Throwing in the filesystem

Okay, so we have a basic understanding of how a modern SSD works. Now lets throw a file system into the mix. Lets imagine we have a filesystem with a single file in it:

In the above picture the blue page is the SSDs internal tables (which the OS cannot see), the orange is the FSes internal tables (which the SSD can see, but cannot understand), and the green is the actual file data. Since the FS cannot see the SSDs tables and the SSD cannot understand the FSes tables we are now in a situation where no part of the stack has a complete understanding of what is going on. The repercussions of this are most apparent when you delete a file.

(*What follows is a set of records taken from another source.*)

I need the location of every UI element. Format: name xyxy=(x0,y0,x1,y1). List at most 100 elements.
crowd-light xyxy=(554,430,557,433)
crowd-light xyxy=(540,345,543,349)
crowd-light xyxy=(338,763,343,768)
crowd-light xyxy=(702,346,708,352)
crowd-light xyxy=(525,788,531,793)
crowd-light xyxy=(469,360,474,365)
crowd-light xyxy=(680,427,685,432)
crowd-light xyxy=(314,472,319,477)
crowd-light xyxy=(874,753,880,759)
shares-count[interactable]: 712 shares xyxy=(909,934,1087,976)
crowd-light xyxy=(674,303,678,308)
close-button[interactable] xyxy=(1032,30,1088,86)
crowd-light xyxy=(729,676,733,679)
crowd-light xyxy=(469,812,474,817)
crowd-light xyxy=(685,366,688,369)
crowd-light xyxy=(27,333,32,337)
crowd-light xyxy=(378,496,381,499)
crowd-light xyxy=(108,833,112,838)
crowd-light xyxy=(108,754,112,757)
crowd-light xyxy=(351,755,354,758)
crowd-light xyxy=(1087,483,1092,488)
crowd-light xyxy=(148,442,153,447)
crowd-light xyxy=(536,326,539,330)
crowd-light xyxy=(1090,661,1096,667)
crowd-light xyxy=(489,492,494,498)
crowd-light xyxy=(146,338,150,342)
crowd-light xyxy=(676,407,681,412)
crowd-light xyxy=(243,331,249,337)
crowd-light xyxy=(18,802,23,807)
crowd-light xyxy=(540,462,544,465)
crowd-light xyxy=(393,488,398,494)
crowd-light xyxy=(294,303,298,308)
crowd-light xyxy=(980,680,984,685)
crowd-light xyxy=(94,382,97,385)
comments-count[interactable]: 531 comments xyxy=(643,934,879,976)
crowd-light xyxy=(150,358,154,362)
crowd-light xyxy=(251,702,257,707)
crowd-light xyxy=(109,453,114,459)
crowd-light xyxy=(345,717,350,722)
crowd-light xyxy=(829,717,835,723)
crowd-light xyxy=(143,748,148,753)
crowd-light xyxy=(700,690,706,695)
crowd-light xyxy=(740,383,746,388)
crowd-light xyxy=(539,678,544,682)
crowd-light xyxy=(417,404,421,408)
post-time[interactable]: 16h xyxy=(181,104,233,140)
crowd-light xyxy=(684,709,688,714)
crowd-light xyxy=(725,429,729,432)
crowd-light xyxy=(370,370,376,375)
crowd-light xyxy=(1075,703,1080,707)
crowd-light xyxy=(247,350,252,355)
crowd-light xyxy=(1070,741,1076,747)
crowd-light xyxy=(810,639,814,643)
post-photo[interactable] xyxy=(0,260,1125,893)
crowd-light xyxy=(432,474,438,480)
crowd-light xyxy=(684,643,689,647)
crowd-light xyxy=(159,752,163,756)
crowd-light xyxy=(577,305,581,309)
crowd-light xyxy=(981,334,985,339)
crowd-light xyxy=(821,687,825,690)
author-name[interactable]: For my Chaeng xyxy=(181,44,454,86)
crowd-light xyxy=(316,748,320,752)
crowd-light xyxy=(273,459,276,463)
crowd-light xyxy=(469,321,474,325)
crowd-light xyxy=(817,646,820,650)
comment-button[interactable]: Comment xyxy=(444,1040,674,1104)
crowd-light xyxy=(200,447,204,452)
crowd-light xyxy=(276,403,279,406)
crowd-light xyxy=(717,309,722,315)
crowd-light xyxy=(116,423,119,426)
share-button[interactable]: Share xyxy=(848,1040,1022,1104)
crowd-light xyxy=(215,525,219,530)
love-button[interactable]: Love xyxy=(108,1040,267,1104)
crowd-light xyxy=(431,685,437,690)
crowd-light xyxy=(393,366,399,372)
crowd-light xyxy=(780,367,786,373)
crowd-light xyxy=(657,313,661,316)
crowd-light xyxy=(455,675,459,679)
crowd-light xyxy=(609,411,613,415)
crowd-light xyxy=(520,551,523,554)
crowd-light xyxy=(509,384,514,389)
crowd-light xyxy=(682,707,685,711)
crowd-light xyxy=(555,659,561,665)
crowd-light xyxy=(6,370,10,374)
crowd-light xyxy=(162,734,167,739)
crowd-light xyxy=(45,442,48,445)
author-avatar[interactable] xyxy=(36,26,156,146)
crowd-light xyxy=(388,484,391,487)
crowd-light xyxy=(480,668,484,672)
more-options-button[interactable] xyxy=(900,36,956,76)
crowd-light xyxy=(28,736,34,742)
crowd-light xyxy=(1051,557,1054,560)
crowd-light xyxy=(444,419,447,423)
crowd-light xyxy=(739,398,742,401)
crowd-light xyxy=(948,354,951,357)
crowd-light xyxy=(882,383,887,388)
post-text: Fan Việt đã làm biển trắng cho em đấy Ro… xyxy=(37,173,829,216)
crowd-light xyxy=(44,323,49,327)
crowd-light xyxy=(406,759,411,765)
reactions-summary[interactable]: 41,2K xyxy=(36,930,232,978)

So in the above case the filesystem updated its internal tables and wrote it out to the SSD, the SSD then found somewhere to put the new page and modified its tables. But notice how nothing happened to the actual file data (now colored dark green), since a deletion is just a matter of marking a few bits in the FSes tables. The SSD does not know those pages no longer needed by the FS since it doesn't understand the FSes internal structures, so when the SSD runs its GC algorithms it must preserve them:

Note that drive preserved all those pages that will never be read again, since the OS considers them free and will use them to write out new files. This is where the new ATA TRIM command makes a difference. What TRIM does is let the OS tell the drive "I have not yet overwritten this data, but I never need it again, so you can throw it out." Lets redo the last scenario with a TRIM aware drive:

Now we delete the file and the OS sends TRIMs for the file pages to the drive:

Notice how the file pages are not marked invalid. At this point when GC runs it can throw them out:

Which results in the drive needing to preserve fewer pages during its GC process. That has several impacts, including:

Reducing the time GC takes

Increasing the amount of freespace available after a GC (which increases the time it takes for performance to degrade after a GC)

It lets the FTL have a wider selection of pages to choose from when it when it need a new page to write to, which means it has a better chance of finding low write count pages, increasing the lifespan of the drive

Now, I want to be clear, a sufficiently clever GC on a drive that has enough reserved space might be able to do very well on its own, but ultimately what TRIM does is give a drive GC algorithm better information to work with, which of course makes the GC more effective. What I showed above was a super simple GC, real drive GCes take a lot more information into account. First off they have to deal with more than two blocks, and their data takes up more than a single page. They track data locality, they only run against blocks have hit certain threshold of invalid pages or have really bad data locality. There are a ton of research papers and patents on the various techniques they use. But they all have to follow certain rules based on on the environment they work in, hopefully this post makes some of those clear.